La renuncia de Benedicto XVI, que ha suscitado diversas reacciones, se da dentro de un contexto histórico y sociocultural.
Por más de dos milenios el Papa, sucesor de Pedro, es el obispo de Roma, primero entre pares. Por lo tanto, lo obligaría la ley eclesiástica que dispone que todo obispo renuncie al cargo al cumplir 75 años. Sabia ley de la que se ha exceptuado al obispo de Roma, esta vez elegido a los 78 años. No es pues sorpresivo que renuncie al cargo casi a los 86 años por deterioro del vigor para tan exigente cargo. Laudable gesto de coherencia y responsabilidad.
Además, el canon 332.2 del Derecho Canónico prevé la renuncia papal, siempre que sea libre. Se ha practicado desde el siglo I, si bien por diversas causas. El último, Gregorio XII, lo había hecho en 1415 con ocasión del cisma de Occidente, cuando hubo tres Papas al mismo tiempo. Aunque el caso más conocido es el del papa Celestino V, en 1294 para hacerse eremita.

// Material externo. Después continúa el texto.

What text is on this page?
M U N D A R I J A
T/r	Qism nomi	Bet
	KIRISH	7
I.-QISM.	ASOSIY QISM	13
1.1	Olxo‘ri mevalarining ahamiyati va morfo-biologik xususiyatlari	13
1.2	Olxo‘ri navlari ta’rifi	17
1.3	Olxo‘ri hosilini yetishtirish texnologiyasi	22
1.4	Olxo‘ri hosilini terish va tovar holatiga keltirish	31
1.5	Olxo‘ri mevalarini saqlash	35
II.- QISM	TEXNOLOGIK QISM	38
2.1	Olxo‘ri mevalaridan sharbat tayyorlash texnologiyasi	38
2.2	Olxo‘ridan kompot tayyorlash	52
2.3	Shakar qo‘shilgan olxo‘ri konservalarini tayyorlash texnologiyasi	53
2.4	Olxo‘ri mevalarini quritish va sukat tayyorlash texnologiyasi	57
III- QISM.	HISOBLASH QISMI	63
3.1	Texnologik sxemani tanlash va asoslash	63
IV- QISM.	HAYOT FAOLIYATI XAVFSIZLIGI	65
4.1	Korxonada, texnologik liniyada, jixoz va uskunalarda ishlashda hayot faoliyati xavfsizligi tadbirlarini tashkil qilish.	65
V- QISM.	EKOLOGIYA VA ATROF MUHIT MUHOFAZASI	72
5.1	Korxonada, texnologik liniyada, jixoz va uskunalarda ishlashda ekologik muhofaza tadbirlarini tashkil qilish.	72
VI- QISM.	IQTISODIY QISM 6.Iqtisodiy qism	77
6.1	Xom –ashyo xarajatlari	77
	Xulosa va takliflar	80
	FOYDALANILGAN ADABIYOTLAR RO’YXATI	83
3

En el siglo IV, debido al emperador, Constantino el Grande, el Papa adquirió un carácter imperial para terminar de jefe de Estado con poder temporal y rodeado de boato, él, que por vocación es siervo de los siervos de Dios. Si bien ya se ha venido desprendiendo de teatralidades, como la de la silla gestatoria y la de la tiara, emblema de triple poder, “padre de los reyes, rector del mundo y vicario de Cristo”, que, sin embargo, Benedicto XVI recuperó en su escudo.
Ante Pío XII me incliné reverente, cuando luciendo la tiara iba por la basílica de San Pedro en hombros de su guardia de Nobles en el trono móvil. Como se estilaba, le ofrecí un solideo a cambio del que portaba, de lo que ahora me ruborizo, añorando la Teología de la Liberación, que tanto combatió Benedicto XVI, desde su época cardenalicia y recientemente al condenar la ordenación sacerdotal de las mujeres y excomulgar a varones sacerdotes por apoyarlas.
En este contexto, el 28 de febrero, cuando se declare la sede vacante, se convocará a cónclave para la elección de su sucesor, que ojalá sea un cardenal joven que imprima dinamismo hacia la renovación del Papado, enfrente la deuda milenaria con la mujer, permitiendo su ingreso al sacerdocio, y lleve un estilo de vida más cercano al pueblo de Dios, sin apariencias monárquicas, especialmente en estos tiempos en que la crisis del capitalismo golpea más a los pobres.
Cierto, Benedicto XVI deja un legado valioso como teólogo con sus libros, enjundiosas encíclicas, como “Dios es amor”, y haber servido de puente para una simbiosis entre fe, razón y modernidad.